Garlic grows best with full, direct sun and loose, fertile, well-drained soil. Abundant harvests depend on solid plant nutrition. Enhance your garden beds with a generous 3- to 4-inch layer of organic matter, such as compost. Incorporate this layer down into the soil along with a balanced fertilizer, such as Pennington UltraGreen All Purpose Plant Food 10-10-10. It's a good idea to do a soil test before you plant. Your extension agent can help with this, too. Garlic is very efficient at using nutrients when soil pH is in the near-neutral range of 6.0 to 7.0.1 Soil testing lets you know exactly how to amend your garden soil so garlic can thrive.

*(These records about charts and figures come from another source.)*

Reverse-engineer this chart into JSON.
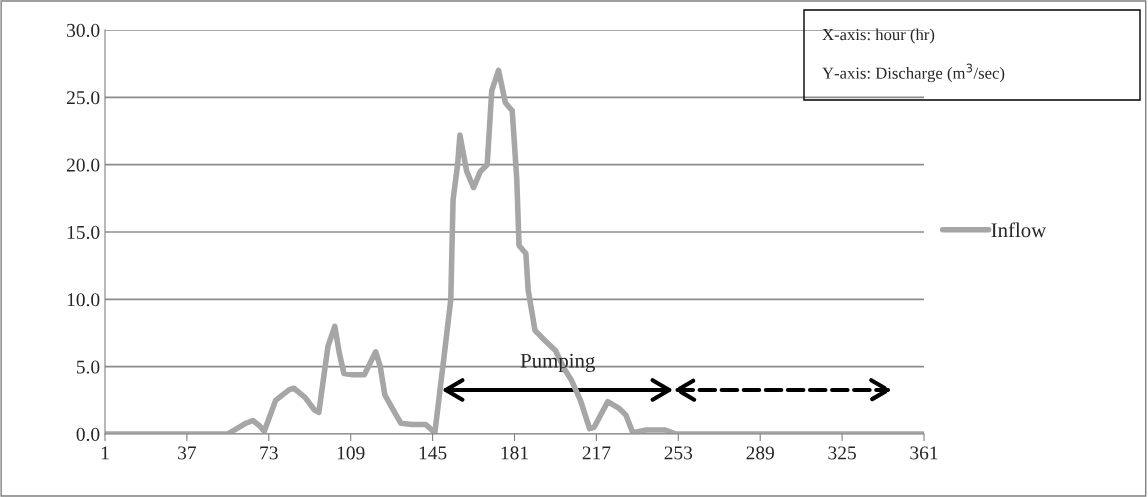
{
  "chart_data": {
    "type": "line",
    "xlim": [
      1,
      361
    ],
    "xticks": [
      1,
      37,
      73,
      109,
      145,
      181,
      217,
      253,
      289,
      325,
      361
    ],
    "ylim": [
      0,
      30
    ],
    "yticks": [
      {
        "value": 0,
        "label": "0.0"
      },
      {
        "value": 5,
        "label": "5.0"
      },
      {
        "value": 10,
        "label": "10.0"
      },
      {
        "value": 15,
        "label": "15.0"
      },
      {
        "value": 20,
        "label": "20.0"
      },
      {
        "value": 25,
        "label": "25.0"
      },
      {
        "value": 30,
        "label": "30.0"
      }
    ],
    "grid": "y",
    "legend": "right",
    "line_style": "solid",
    "marker": "none",
    "series": [
      {
        "name": "Inflow",
        "color": "#a6a6a6",
        "x": [
          1,
          55,
          58,
          63,
          66,
          69,
          71,
          76,
          82,
          84,
          89,
          93,
          95,
          99,
          102,
          104,
          106,
          110,
          115,
          120,
          122,
          124,
          127,
          131,
          136,
          142,
          146,
          148,
          150,
          153,
          154,
          156,
          157,
          160,
          163,
          166,
          169,
          171,
          174,
          177,
          180,
          182,
          183,
          186,
          187,
          190,
          194,
          199,
          203,
          206,
          210,
          214,
          216,
          222,
          227,
          230,
          233,
          239,
          247,
          252,
          361
        ],
        "values": [
          0,
          0,
          0.3,
          0.8,
          1.0,
          0.6,
          0.2,
          2.5,
          3.3,
          3.4,
          2.7,
          1.8,
          1.6,
          6.5,
          8.0,
          6.0,
          4.5,
          4.4,
          4.4,
          6.1,
          5.0,
          2.9,
          2.0,
          0.8,
          0.7,
          0.7,
          0.1,
          2.9,
          5.7,
          10,
          17.4,
          20,
          22.2,
          19.5,
          18.3,
          19.5,
          20.0,
          25.5,
          27.0,
          24.6,
          24.0,
          18.9,
          14.0,
          13.4,
          10.7,
          7.7,
          7.0,
          6.2,
          4.8,
          4.0,
          2.5,
          0.4,
          0.5,
          2.4,
          1.9,
          1.4,
          0.1,
          0.3,
          0.3,
          0,
          0
        ]
      }
    ],
    "annotations": [
      "X-axis: hour (hr)",
      "Y-axis: Discharge (m$^{3}$/sec)",
      {
        "text": "Pumping",
        "x": 200,
        "y": 4.6
      }
    ]
  }
}
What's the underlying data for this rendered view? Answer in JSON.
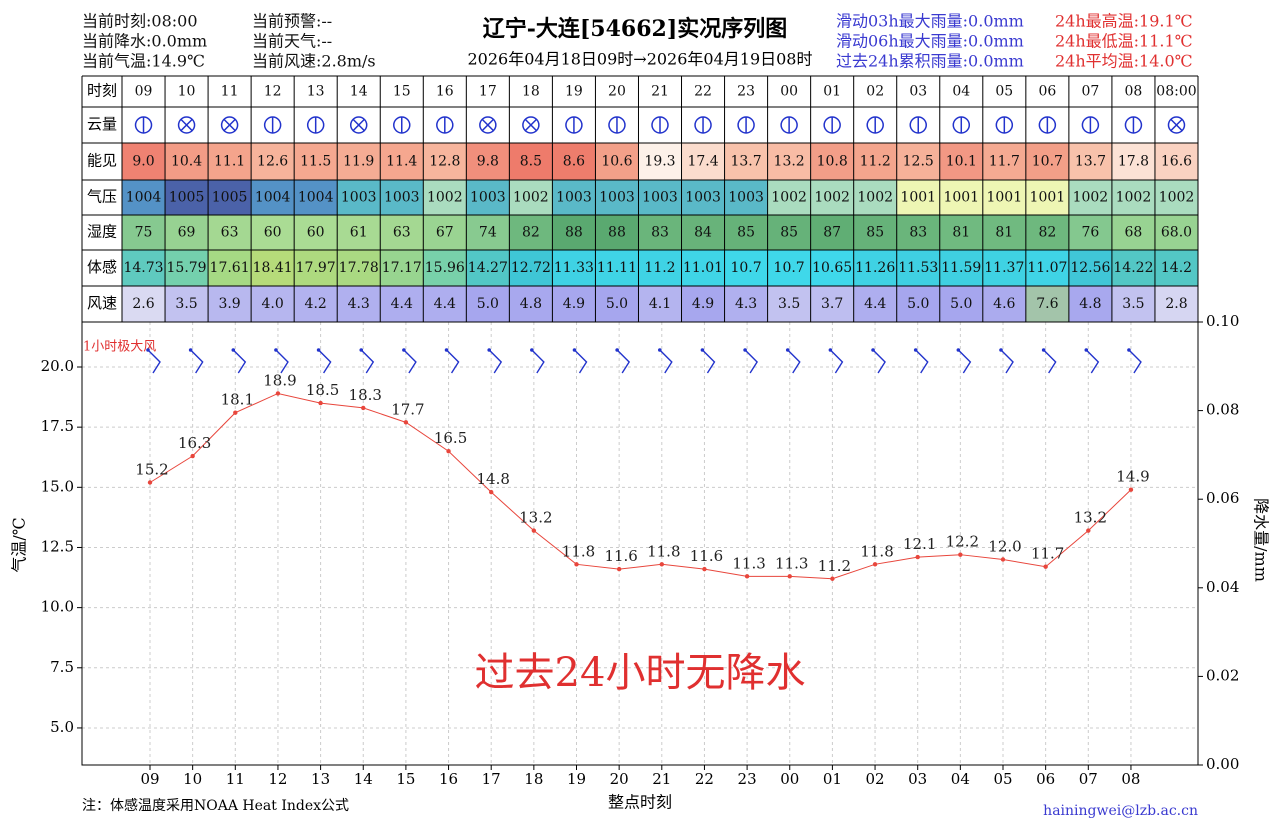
{
  "header": {
    "left": [
      "当前时刻:08:00",
      "当前降水:0.0mm",
      "当前气温:14.9℃"
    ],
    "mid": [
      "当前预警:--",
      "当前天气:--",
      "当前风速:2.8m/s"
    ],
    "title": "辽宁-大连[54662]实况序列图",
    "subtitle": "2026年04月18日09时→2026年04月19日08时",
    "rain": [
      "滑动03h最大雨量:0.0mm",
      "滑动06h最大雨量:0.0mm",
      "过去24h累积雨量:0.0mm"
    ],
    "temp": [
      "24h最高温:19.1℃",
      "24h最低温:11.1℃",
      "24h平均温:14.0℃"
    ]
  },
  "table": {
    "rows": [
      {
        "label": "时刻",
        "cells": [
          "09",
          "10",
          "11",
          "12",
          "13",
          "14",
          "15",
          "16",
          "17",
          "18",
          "19",
          "20",
          "21",
          "22",
          "23",
          "00",
          "01",
          "02",
          "03",
          "04",
          "05",
          "06",
          "07",
          "08",
          "08:00"
        ]
      },
      {
        "label": "云量"
      },
      {
        "label": "能见",
        "cells": [
          "9.0",
          "10.4",
          "11.1",
          "12.6",
          "11.5",
          "11.9",
          "11.4",
          "12.8",
          "9.8",
          "8.5",
          "8.6",
          "10.6",
          "19.3",
          "17.4",
          "13.7",
          "13.2",
          "10.8",
          "11.2",
          "12.5",
          "10.1",
          "11.7",
          "10.7",
          "13.7",
          "17.8",
          "16.6"
        ],
        "colors": [
          "#ef8272",
          "#f39c86",
          "#f4a48c",
          "#f6b39b",
          "#f5a890",
          "#f5ac94",
          "#f5a78f",
          "#f7b59d",
          "#f18f7c",
          "#ee7b6b",
          "#ee7d6c",
          "#f3a089",
          "#fdf1e9",
          "#fbdccd",
          "#f8c2ab",
          "#f8bca5",
          "#f39e88",
          "#f4a58d",
          "#f6b199",
          "#f29884",
          "#f5aa92",
          "#f39f88",
          "#f8c2ab",
          "#fce2d5",
          "#fad2c1"
        ]
      },
      {
        "label": "气压",
        "cells": [
          "1004",
          "1005",
          "1005",
          "1004",
          "1004",
          "1003",
          "1003",
          "1002",
          "1003",
          "1002",
          "1003",
          "1003",
          "1003",
          "1003",
          "1003",
          "1002",
          "1002",
          "1002",
          "1001",
          "1001",
          "1001",
          "1001",
          "1002",
          "1002",
          "1002"
        ],
        "colors": [
          "#5492c6",
          "#4b62a9",
          "#4b62a9",
          "#5492c6",
          "#5492c6",
          "#5ab9c8",
          "#5ab9c8",
          "#aadcbf",
          "#5ab9c8",
          "#aadcbf",
          "#5ab9c8",
          "#5ab9c8",
          "#5ab9c8",
          "#5ab9c8",
          "#5ab9c8",
          "#aadcbf",
          "#aadcbf",
          "#aadcbf",
          "#eef6b4",
          "#eef6b4",
          "#eef6b4",
          "#eef6b4",
          "#aadcbf",
          "#aadcbf",
          "#aadcbf"
        ]
      },
      {
        "label": "湿度",
        "cells": [
          "75",
          "69",
          "63",
          "60",
          "60",
          "61",
          "63",
          "67",
          "74",
          "82",
          "88",
          "88",
          "83",
          "84",
          "85",
          "85",
          "87",
          "85",
          "83",
          "81",
          "81",
          "82",
          "76",
          "68",
          "68.0"
        ],
        "colors": [
          "#86c990",
          "#97d292",
          "#a4d892",
          "#aadc94",
          "#aadc94",
          "#a8da93",
          "#a4d892",
          "#9ad492",
          "#88ca90",
          "#6eb87e",
          "#5aa970",
          "#5aa970",
          "#6ab57b",
          "#68b37a",
          "#66b279",
          "#66b279",
          "#60ae74",
          "#66b279",
          "#6ab57b",
          "#70ba80",
          "#70ba80",
          "#6eb87e",
          "#84c88f",
          "#98d392",
          "#98d392"
        ]
      },
      {
        "label": "体感",
        "cells": [
          "14.73",
          "15.79",
          "17.61",
          "18.41",
          "17.97",
          "17.78",
          "17.17",
          "15.96",
          "14.27",
          "12.72",
          "11.33",
          "11.11",
          "11.2",
          "11.01",
          "10.7",
          "10.7",
          "10.65",
          "11.26",
          "11.53",
          "11.59",
          "11.37",
          "11.07",
          "12.56",
          "14.22",
          "14.2"
        ],
        "colors": [
          "#5fcabf",
          "#74d0ad",
          "#a6d984",
          "#b6db7a",
          "#aeda7f",
          "#aad982",
          "#98d590",
          "#78d1aa",
          "#52c7c6",
          "#3fc6d6",
          "#3fd2e4",
          "#3fd4e6",
          "#3fd3e5",
          "#3fd5e7",
          "#3fd8ea",
          "#3fd8ea",
          "#3fd8eb",
          "#3fd2e4",
          "#3fd0e2",
          "#3fd0e1",
          "#3fd2e3",
          "#3fd4e6",
          "#40c6d7",
          "#53c7c5",
          "#53c7c5"
        ]
      },
      {
        "label": "风速",
        "cells": [
          "2.6",
          "3.5",
          "3.9",
          "4.0",
          "4.2",
          "4.3",
          "4.4",
          "4.4",
          "5.0",
          "4.8",
          "4.9",
          "5.0",
          "4.1",
          "4.9",
          "4.3",
          "3.5",
          "3.7",
          "4.4",
          "5.0",
          "5.0",
          "4.6",
          "7.6",
          "4.8",
          "3.5",
          "2.8"
        ],
        "colors": [
          "#dadaf2",
          "#c2c2f0",
          "#b8b8ef",
          "#b6b6ef",
          "#b2b2ef",
          "#b0b0ef",
          "#aeaeef",
          "#aeaeef",
          "#a6a6ee",
          "#a8a8ee",
          "#a7a7ee",
          "#a6a6ee",
          "#b4b4ef",
          "#a7a7ee",
          "#b0b0ef",
          "#c2c2f0",
          "#bebef0",
          "#aeaeef",
          "#a6a6ee",
          "#a6a6ee",
          "#ababee",
          "#a3c4aa",
          "#a8a8ee",
          "#c2c2f0",
          "#d6d6f2"
        ]
      }
    ]
  },
  "chart_data": {
    "type": "line",
    "categories": [
      "09",
      "10",
      "11",
      "12",
      "13",
      "14",
      "15",
      "16",
      "17",
      "18",
      "19",
      "20",
      "21",
      "22",
      "23",
      "00",
      "01",
      "02",
      "03",
      "04",
      "05",
      "06",
      "07",
      "08"
    ],
    "values": [
      15.2,
      16.3,
      18.1,
      18.9,
      18.5,
      18.3,
      17.7,
      16.5,
      14.8,
      13.2,
      11.8,
      11.6,
      11.8,
      11.6,
      11.3,
      11.3,
      11.2,
      11.8,
      12.1,
      12.2,
      12.0,
      11.7,
      13.2,
      14.9
    ],
    "value_labels": [
      "15.2",
      "16.3",
      "18.1",
      "18.9",
      "18.5",
      "18.3",
      "17.7",
      "16.5",
      "14.8",
      "13.2",
      "11.8",
      "11.6",
      "11.8",
      "11.6",
      "11.3",
      "11.3",
      "11.2",
      "11.8",
      "12.1",
      "12.2",
      "12.0",
      "11.7",
      "13.2",
      "14.9"
    ],
    "color": "#e8463c",
    "ylim": [
      3.46,
      21.87
    ],
    "yticks": [
      {
        "value": 5,
        "label": "5.0"
      },
      7.5,
      {
        "value": 10,
        "label": "10.0"
      },
      12.5,
      {
        "value": 15,
        "label": "15.0"
      },
      17.5,
      {
        "value": 20,
        "label": "20.0"
      }
    ],
    "y2lim": [
      0,
      0.1
    ],
    "y2ticks": [
      {
        "value": 0,
        "label": "0.00"
      },
      0.02,
      0.04,
      0.06,
      0.08,
      {
        "value": 0.1,
        "label": "0.10"
      }
    ],
    "ylabel": "气温/℃",
    "y2label": "降水量/mm",
    "xlabel": "整点时刻",
    "grid": true,
    "wind_label": "1小时极大风",
    "annotation": "过去24小时无降水"
  },
  "footer": {
    "note": "注：体感温度采用NOAA Heat Index公式",
    "email": "hainingwei@lzb.ac.cn"
  }
}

Fall-planted garlic peeks through mulch about the time early spring songbirds arrive. Gently pull mulch away from the growing leaves. Once leaves reach about 6 inches tall, add a layer of compost alongside them, and feed again with the same fertilizer used at planting. For spring plantings, do this about one month after planting. Keep garlic weeded; it doesn't compete very well against garden weeds. Water garlic so it gets about 1 inch of water per week from rainfall and your irrigation combined. Cut off hardneck scapes in early summer while they're curly and soft. Scapes are excellent in stir-fried or sautéed dishes. Plus, removing scapes helps bulbs grow larger. As your garlic matures and its leaves begin to yellow, stop watering completely to harden bulbs. Few insects bother garlic, but those that do can cause serious problems. Sevin Insect Killer Ready to Use2 kills garlic pests such as cutworms, leafminers and onion thrips on contact. Just allow at least 14 days between treatment and your garlic harvest. Fungal diseases can also interfere with garlic plans. The first trouble signs are often small tan, white or purple spots on garlic leaves. Daconil fungicides provide highly effective control for garlic diseases such as botrytis blight, downy mildew or purple blotch.

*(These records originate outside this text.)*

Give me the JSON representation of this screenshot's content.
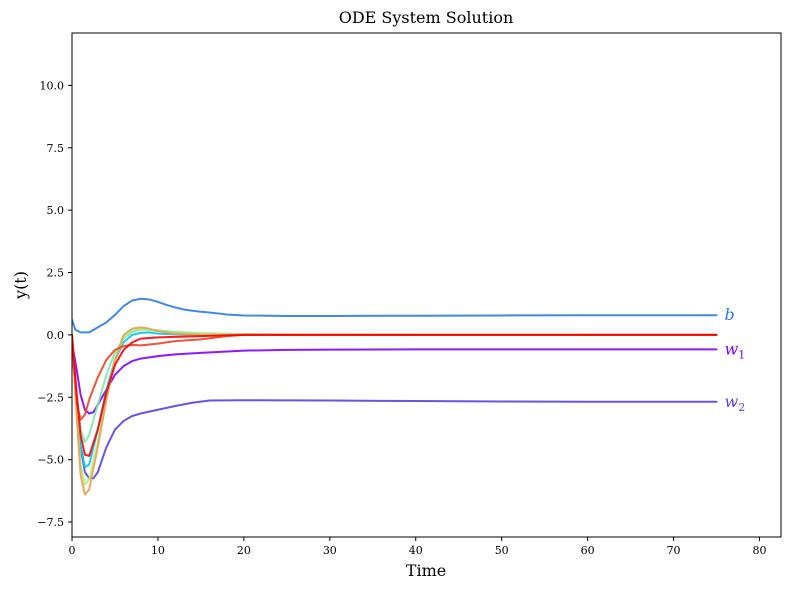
{
  "chart_data": {
    "type": "line",
    "title": "ODE System Solution",
    "xlabel": "Time",
    "ylabel": "y(t)",
    "xlim": [
      0,
      82.5
    ],
    "ylim": [
      -8.1,
      12.1
    ],
    "xticks": [
      0,
      10,
      20,
      30,
      40,
      50,
      60,
      70,
      80
    ],
    "yticks": [
      -7.5,
      -5.0,
      -2.5,
      0.0,
      2.5,
      5.0,
      7.5,
      10.0
    ],
    "ytick_labels": [
      "−7.5",
      "−5.0",
      "−2.5",
      "0.0",
      "2.5",
      "5.0",
      "7.5",
      "10.0"
    ],
    "grid": false,
    "legend": "none",
    "series": [
      {
        "name": "b",
        "label_text": "b",
        "label_sub": "",
        "color": "#2c7be8",
        "points": [
          [
            0,
            0.6
          ],
          [
            0.4,
            0.2
          ],
          [
            1,
            0.1
          ],
          [
            2,
            0.1
          ],
          [
            3,
            0.3
          ],
          [
            4,
            0.5
          ],
          [
            5,
            0.8
          ],
          [
            6,
            1.15
          ],
          [
            7,
            1.38
          ],
          [
            8,
            1.45
          ],
          [
            9,
            1.42
          ],
          [
            10,
            1.32
          ],
          [
            11,
            1.2
          ],
          [
            12,
            1.1
          ],
          [
            13,
            1.02
          ],
          [
            14,
            0.97
          ],
          [
            15,
            0.93
          ],
          [
            16,
            0.9
          ],
          [
            18,
            0.82
          ],
          [
            20,
            0.78
          ],
          [
            25,
            0.76
          ],
          [
            30,
            0.76
          ],
          [
            40,
            0.77
          ],
          [
            50,
            0.78
          ],
          [
            60,
            0.79
          ],
          [
            70,
            0.79
          ],
          [
            75,
            0.79
          ]
        ]
      },
      {
        "name": "w_1",
        "label_text": "w",
        "label_sub": "1",
        "color": "#7f00ff",
        "points": [
          [
            0,
            -0.3
          ],
          [
            0.5,
            -1.3
          ],
          [
            1,
            -2.4
          ],
          [
            1.5,
            -3.0
          ],
          [
            2,
            -3.15
          ],
          [
            2.5,
            -3.1
          ],
          [
            3,
            -2.8
          ],
          [
            4,
            -2.2
          ],
          [
            5,
            -1.6
          ],
          [
            6,
            -1.25
          ],
          [
            7,
            -1.05
          ],
          [
            8,
            -0.95
          ],
          [
            10,
            -0.85
          ],
          [
            12,
            -0.78
          ],
          [
            15,
            -0.72
          ],
          [
            20,
            -0.63
          ],
          [
            25,
            -0.6
          ],
          [
            30,
            -0.59
          ],
          [
            40,
            -0.58
          ],
          [
            50,
            -0.58
          ],
          [
            60,
            -0.58
          ],
          [
            70,
            -0.58
          ],
          [
            75,
            -0.58
          ]
        ]
      },
      {
        "name": "w_2",
        "label_text": "w",
        "label_sub": "2",
        "color": "#5a3fe8",
        "points": [
          [
            0,
            -0.5
          ],
          [
            0.5,
            -2.5
          ],
          [
            1,
            -4.5
          ],
          [
            1.5,
            -5.5
          ],
          [
            2,
            -5.75
          ],
          [
            2.5,
            -5.75
          ],
          [
            3,
            -5.5
          ],
          [
            4,
            -4.5
          ],
          [
            5,
            -3.8
          ],
          [
            6,
            -3.45
          ],
          [
            7,
            -3.25
          ],
          [
            8,
            -3.15
          ],
          [
            10,
            -3.0
          ],
          [
            12,
            -2.85
          ],
          [
            14,
            -2.72
          ],
          [
            16,
            -2.63
          ],
          [
            20,
            -2.62
          ],
          [
            30,
            -2.63
          ],
          [
            40,
            -2.65
          ],
          [
            50,
            -2.67
          ],
          [
            60,
            -2.68
          ],
          [
            70,
            -2.68
          ],
          [
            75,
            -2.68
          ]
        ]
      },
      {
        "name": "",
        "label_text": "",
        "label_sub": "",
        "color": "#00c8f0",
        "points": [
          [
            0,
            0
          ],
          [
            0.5,
            -2.5
          ],
          [
            1,
            -4.4
          ],
          [
            1.5,
            -5.3
          ],
          [
            2,
            -5.2
          ],
          [
            3,
            -3.8
          ],
          [
            4,
            -2.2
          ],
          [
            5,
            -1.0
          ],
          [
            6,
            -0.3
          ],
          [
            7,
            0.0
          ],
          [
            8,
            0.08
          ],
          [
            9,
            0.1
          ],
          [
            10,
            0.05
          ],
          [
            12,
            0.02
          ],
          [
            15,
            0.0
          ],
          [
            20,
            0.0
          ],
          [
            75,
            0.0
          ]
        ]
      },
      {
        "name": "",
        "label_text": "",
        "label_sub": "",
        "color": "#7fe8a8",
        "points": [
          [
            0,
            0
          ],
          [
            0.5,
            -2.2
          ],
          [
            1,
            -3.8
          ],
          [
            1.5,
            -4.3
          ],
          [
            2,
            -4.0
          ],
          [
            3,
            -2.8
          ],
          [
            4,
            -1.6
          ],
          [
            5,
            -0.7
          ],
          [
            6,
            -0.15
          ],
          [
            7,
            0.12
          ],
          [
            8,
            0.22
          ],
          [
            10,
            0.18
          ],
          [
            12,
            0.12
          ],
          [
            15,
            0.07
          ],
          [
            20,
            0.03
          ],
          [
            30,
            0.01
          ],
          [
            75,
            0.0
          ]
        ]
      },
      {
        "name": "",
        "label_text": "",
        "label_sub": "",
        "color": "#b0f080",
        "points": [
          [
            0,
            0
          ],
          [
            0.5,
            -2.8
          ],
          [
            1,
            -5.2
          ],
          [
            1.5,
            -6.0
          ],
          [
            2,
            -5.8
          ],
          [
            3,
            -4.3
          ],
          [
            4,
            -2.5
          ],
          [
            5,
            -1.0
          ],
          [
            6,
            -0.1
          ],
          [
            7,
            0.2
          ],
          [
            8,
            0.25
          ],
          [
            10,
            0.15
          ],
          [
            12,
            0.08
          ],
          [
            15,
            0.05
          ],
          [
            20,
            0.02
          ],
          [
            75,
            0.0
          ]
        ]
      },
      {
        "name": "",
        "label_text": "",
        "label_sub": "",
        "color": "#e8a050",
        "points": [
          [
            0,
            0
          ],
          [
            0.5,
            -3.0
          ],
          [
            1,
            -5.6
          ],
          [
            1.5,
            -6.4
          ],
          [
            2,
            -6.2
          ],
          [
            3,
            -4.5
          ],
          [
            4,
            -2.6
          ],
          [
            5,
            -1.0
          ],
          [
            6,
            0.0
          ],
          [
            7,
            0.25
          ],
          [
            8,
            0.3
          ],
          [
            9,
            0.25
          ],
          [
            10,
            0.15
          ],
          [
            12,
            0.05
          ],
          [
            15,
            0.0
          ],
          [
            20,
            0.0
          ],
          [
            75,
            0.0
          ]
        ]
      },
      {
        "name": "",
        "label_text": "",
        "label_sub": "",
        "color": "#f04020",
        "points": [
          [
            0,
            0
          ],
          [
            0.3,
            -1.5
          ],
          [
            0.6,
            -2.8
          ],
          [
            1,
            -3.4
          ],
          [
            1.5,
            -3.2
          ],
          [
            2,
            -2.6
          ],
          [
            3,
            -1.7
          ],
          [
            4,
            -1.0
          ],
          [
            5,
            -0.6
          ],
          [
            6,
            -0.45
          ],
          [
            7,
            -0.4
          ],
          [
            8,
            -0.42
          ],
          [
            10,
            -0.35
          ],
          [
            12,
            -0.25
          ],
          [
            15,
            -0.18
          ],
          [
            18,
            -0.05
          ],
          [
            20,
            0.0
          ],
          [
            25,
            0.0
          ],
          [
            75,
            0.0
          ]
        ]
      },
      {
        "name": "",
        "label_text": "",
        "label_sub": "",
        "color": "#ff0000",
        "points": [
          [
            0,
            0
          ],
          [
            0.5,
            -2.2
          ],
          [
            1,
            -4.0
          ],
          [
            1.5,
            -4.8
          ],
          [
            2,
            -4.85
          ],
          [
            3,
            -3.8
          ],
          [
            4,
            -2.3
          ],
          [
            5,
            -1.2
          ],
          [
            6,
            -0.6
          ],
          [
            7,
            -0.3
          ],
          [
            8,
            -0.15
          ],
          [
            10,
            -0.1
          ],
          [
            12,
            -0.08
          ],
          [
            15,
            -0.05
          ],
          [
            18,
            -0.02
          ],
          [
            20,
            0.0
          ],
          [
            75,
            0.0
          ]
        ]
      }
    ]
  }
}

Depending on where you live, your garlic harvest may happen any time from July through September. When stems turn yellow and fall over, and the bottom few leaves turn brown, it's harvest time. Carefully dig your garlic bulbs, keeping the stems intact. To maximize storage life, "cure" your harvest in a warm, dry, shaded area with good ventilation. Just tie the stems together and hang garlic to dry or spread out the heads in a single layer. After two to four weeks, your garlic is ready for optimal storage. Cut the stems off about 1 inch above the bulbs, or braid long-stemmed softneck garlics for fun or gifts. Refrigerators provide the ideal temperature and humidity for long-term garlic storage, so your harvest keeps giving for months. Be sure to set aside some bulbs for your planting stock. With a treasure of homegrown garlic at your disposal, you can enjoy these flavorful veggies in many ways — from smoky, roasted heads to fresh garlic pestos and garlic-infused oils. GardenTech brands and the GardenTech blog are here to help you learn, grow and enjoy all the benefits and fun gardening has to offer.
1. E. Everhart, et al., “Garlic," lowa State University Extension, February 2003.
2. UC IPM Statewide Integrated Pest Management Program, “How to Manage Pests: Onion and Garlic," University of California, June 2016.